A Molotov cocktail is an improvised incendiary firebomb, made by placing a flammable item such as a cloth or a rag inside a breakable bottle of fuel – usually petrol or alcohol – which is lit just before the bottle is thrown. When the bottle breaks on impact, the cloud of flammable substance ignites, causing an immediate fireball.

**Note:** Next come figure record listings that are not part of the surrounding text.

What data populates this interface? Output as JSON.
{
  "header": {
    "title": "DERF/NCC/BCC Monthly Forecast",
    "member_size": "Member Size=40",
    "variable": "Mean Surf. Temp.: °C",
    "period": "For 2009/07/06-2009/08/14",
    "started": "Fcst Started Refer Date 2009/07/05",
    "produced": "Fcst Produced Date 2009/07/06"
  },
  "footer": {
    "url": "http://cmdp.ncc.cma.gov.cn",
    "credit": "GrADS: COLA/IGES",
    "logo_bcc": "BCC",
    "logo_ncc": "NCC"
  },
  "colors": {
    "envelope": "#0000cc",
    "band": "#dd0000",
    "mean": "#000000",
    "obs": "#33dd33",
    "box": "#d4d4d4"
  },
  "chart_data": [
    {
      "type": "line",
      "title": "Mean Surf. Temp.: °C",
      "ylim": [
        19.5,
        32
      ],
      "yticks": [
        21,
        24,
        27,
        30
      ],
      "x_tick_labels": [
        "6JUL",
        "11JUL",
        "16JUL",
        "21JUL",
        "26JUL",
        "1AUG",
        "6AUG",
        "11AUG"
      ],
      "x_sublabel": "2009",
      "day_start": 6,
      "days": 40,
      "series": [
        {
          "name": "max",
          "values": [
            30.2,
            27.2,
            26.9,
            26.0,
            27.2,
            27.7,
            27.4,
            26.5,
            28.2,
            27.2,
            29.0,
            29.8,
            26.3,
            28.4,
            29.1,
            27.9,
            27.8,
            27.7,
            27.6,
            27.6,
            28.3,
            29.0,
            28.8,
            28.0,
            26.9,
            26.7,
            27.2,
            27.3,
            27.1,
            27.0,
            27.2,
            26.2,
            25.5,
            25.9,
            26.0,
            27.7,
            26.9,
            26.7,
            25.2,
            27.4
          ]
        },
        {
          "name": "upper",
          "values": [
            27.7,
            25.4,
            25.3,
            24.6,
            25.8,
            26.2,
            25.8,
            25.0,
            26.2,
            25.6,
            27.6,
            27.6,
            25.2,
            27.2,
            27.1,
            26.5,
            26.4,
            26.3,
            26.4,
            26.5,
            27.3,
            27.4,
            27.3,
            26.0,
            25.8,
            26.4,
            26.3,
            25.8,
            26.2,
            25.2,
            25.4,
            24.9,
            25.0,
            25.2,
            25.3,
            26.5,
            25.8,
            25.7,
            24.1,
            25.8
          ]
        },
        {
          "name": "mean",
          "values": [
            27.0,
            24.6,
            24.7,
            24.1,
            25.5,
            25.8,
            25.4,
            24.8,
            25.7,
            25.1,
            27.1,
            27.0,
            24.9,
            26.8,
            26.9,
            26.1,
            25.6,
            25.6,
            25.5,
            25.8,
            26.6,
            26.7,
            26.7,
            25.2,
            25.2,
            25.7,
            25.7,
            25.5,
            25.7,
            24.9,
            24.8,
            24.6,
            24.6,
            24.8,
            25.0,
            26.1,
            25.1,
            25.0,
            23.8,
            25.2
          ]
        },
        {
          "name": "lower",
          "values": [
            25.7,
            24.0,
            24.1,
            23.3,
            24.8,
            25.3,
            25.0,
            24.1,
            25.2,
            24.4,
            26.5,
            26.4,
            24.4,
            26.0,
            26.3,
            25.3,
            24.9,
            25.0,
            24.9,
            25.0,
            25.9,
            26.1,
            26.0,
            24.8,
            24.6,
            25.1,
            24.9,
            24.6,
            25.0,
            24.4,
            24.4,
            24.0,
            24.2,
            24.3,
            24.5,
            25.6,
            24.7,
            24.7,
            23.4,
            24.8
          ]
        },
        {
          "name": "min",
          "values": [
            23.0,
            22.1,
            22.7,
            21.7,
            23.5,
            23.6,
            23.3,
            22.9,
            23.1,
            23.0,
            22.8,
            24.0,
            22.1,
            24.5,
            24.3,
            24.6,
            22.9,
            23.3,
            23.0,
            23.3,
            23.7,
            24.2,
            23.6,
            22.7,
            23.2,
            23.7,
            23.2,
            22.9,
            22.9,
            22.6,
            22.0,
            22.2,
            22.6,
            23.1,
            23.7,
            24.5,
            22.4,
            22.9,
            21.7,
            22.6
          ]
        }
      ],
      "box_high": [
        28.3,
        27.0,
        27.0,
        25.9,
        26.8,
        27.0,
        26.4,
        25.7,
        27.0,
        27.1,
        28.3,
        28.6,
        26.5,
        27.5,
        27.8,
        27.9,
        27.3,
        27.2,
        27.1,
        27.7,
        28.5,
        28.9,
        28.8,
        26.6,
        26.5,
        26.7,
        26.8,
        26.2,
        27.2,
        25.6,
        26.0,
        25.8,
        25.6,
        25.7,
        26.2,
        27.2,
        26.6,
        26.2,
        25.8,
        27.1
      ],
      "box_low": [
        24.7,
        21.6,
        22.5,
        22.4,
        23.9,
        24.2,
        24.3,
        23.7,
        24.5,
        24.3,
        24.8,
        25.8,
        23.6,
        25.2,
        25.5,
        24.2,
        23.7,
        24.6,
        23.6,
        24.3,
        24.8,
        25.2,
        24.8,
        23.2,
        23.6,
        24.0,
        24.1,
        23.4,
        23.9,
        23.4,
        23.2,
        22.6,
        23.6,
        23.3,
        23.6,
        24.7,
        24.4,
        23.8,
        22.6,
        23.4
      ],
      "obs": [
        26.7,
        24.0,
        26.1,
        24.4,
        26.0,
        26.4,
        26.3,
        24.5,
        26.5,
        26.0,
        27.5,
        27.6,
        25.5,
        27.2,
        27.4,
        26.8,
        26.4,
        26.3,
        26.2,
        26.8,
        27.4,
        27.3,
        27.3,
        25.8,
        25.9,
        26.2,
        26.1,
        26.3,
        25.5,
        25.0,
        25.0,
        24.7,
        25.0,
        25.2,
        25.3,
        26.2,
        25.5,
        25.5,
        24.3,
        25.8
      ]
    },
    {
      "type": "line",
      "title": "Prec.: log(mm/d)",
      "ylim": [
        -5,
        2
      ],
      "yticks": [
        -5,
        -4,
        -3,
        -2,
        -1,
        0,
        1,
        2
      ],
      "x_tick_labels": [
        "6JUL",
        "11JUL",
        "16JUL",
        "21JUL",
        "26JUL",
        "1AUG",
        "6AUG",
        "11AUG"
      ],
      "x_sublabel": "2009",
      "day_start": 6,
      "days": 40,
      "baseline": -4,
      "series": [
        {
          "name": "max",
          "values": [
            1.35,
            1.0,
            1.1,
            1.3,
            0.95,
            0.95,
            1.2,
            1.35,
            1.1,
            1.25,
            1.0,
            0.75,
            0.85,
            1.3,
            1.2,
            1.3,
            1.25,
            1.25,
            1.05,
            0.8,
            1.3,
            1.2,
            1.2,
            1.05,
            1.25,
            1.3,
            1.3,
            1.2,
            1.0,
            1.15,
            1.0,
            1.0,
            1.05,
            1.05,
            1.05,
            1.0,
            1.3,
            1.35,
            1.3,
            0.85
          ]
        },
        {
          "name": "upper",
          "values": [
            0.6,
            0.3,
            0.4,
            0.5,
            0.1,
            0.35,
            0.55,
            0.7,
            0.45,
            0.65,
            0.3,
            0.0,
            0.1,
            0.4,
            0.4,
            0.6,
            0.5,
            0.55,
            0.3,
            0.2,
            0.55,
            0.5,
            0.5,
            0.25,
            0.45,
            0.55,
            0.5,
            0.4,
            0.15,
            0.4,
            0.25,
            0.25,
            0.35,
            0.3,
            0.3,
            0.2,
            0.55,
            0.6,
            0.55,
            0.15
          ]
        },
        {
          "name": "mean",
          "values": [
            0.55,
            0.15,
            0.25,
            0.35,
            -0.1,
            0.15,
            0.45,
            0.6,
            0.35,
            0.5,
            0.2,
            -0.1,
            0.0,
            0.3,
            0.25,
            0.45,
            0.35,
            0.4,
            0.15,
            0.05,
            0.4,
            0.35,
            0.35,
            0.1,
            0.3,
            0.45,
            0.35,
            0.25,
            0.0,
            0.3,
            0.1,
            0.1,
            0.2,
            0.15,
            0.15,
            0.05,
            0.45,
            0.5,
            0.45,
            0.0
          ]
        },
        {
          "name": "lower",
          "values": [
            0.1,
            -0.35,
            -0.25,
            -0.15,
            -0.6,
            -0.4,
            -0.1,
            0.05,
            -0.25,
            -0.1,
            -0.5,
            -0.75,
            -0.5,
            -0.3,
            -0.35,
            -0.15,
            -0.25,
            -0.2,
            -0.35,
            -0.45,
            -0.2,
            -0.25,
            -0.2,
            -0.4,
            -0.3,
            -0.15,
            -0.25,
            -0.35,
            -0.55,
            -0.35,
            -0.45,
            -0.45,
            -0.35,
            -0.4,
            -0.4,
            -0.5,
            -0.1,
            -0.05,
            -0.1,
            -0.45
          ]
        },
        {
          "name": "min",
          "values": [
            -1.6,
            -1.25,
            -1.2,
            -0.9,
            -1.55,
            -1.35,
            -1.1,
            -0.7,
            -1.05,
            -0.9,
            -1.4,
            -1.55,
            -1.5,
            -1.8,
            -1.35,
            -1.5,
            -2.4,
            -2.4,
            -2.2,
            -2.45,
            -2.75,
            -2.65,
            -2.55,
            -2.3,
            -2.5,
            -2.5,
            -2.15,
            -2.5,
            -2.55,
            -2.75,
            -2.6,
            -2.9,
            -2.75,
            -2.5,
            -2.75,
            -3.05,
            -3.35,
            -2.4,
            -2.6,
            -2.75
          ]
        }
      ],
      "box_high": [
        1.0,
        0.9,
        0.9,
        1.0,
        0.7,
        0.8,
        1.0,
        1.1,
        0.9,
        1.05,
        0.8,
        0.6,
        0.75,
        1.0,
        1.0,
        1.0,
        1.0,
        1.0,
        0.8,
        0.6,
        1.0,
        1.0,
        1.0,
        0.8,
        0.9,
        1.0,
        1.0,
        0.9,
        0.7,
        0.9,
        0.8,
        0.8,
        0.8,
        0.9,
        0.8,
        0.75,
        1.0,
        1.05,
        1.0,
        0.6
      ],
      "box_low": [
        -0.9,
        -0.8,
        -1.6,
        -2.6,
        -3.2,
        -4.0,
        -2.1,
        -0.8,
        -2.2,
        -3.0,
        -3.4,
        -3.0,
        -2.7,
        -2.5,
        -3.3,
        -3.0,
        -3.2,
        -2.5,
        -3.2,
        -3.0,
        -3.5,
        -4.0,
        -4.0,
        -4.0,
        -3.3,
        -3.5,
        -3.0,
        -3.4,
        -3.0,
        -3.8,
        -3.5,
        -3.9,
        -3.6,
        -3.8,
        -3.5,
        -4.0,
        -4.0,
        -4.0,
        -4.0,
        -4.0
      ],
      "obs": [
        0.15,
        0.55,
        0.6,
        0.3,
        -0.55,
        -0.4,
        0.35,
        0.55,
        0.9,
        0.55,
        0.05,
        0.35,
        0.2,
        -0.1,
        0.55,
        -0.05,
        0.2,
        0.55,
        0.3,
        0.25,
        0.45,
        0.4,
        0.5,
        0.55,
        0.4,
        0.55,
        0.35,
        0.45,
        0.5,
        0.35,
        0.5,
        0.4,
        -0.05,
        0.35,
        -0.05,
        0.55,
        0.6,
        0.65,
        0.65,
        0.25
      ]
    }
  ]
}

They were first used during the Spanish Civil War of 1936–39, when the Spanish general and future ruler of the country Francisco Franco ordered his Nationalist troops to use them against Soviet-supplied tanks who were supporting the Republicans. But they did not get their name until the First Soviet-Finnish War (aka ‘the Winter War’) of 1939–40, when the Soviet Union invaded Finland. In the face of international protests against the invasion, Soviet Foreign Minister Vyacheslev Molotov claimed that Russian aircraft were dropping humanitarian food deliveries, not bombs. Finnish citizens mockingly dubbed the Soviet bombs “Molotov’s bread baskets”, and gave their home-made bottle bombs the name “Molotov cocktail”, as “a drink to go with the food”.
In the 1940s, with the prospect of a possible Nazi invasion on the horizon, many Britons made their own Molotov cocktails. And years later, in Northern Ireland, Molotov cocktails were used by paramilitary groups and protesters.
The Molotov cocktail is today seen as a symbol of rebellion and has featured in several protests around the world.
In the Ukrainian cities of Kharkiv and Kyiv in 2022, civilians “have borrowed the Finnish recipe book to greet a new generation of Russian invaders with petrol and fire,” writes historian Peter Caddick-Adams. Molotov cocktails are being made and stored in their millions, ready for the Russian invaders.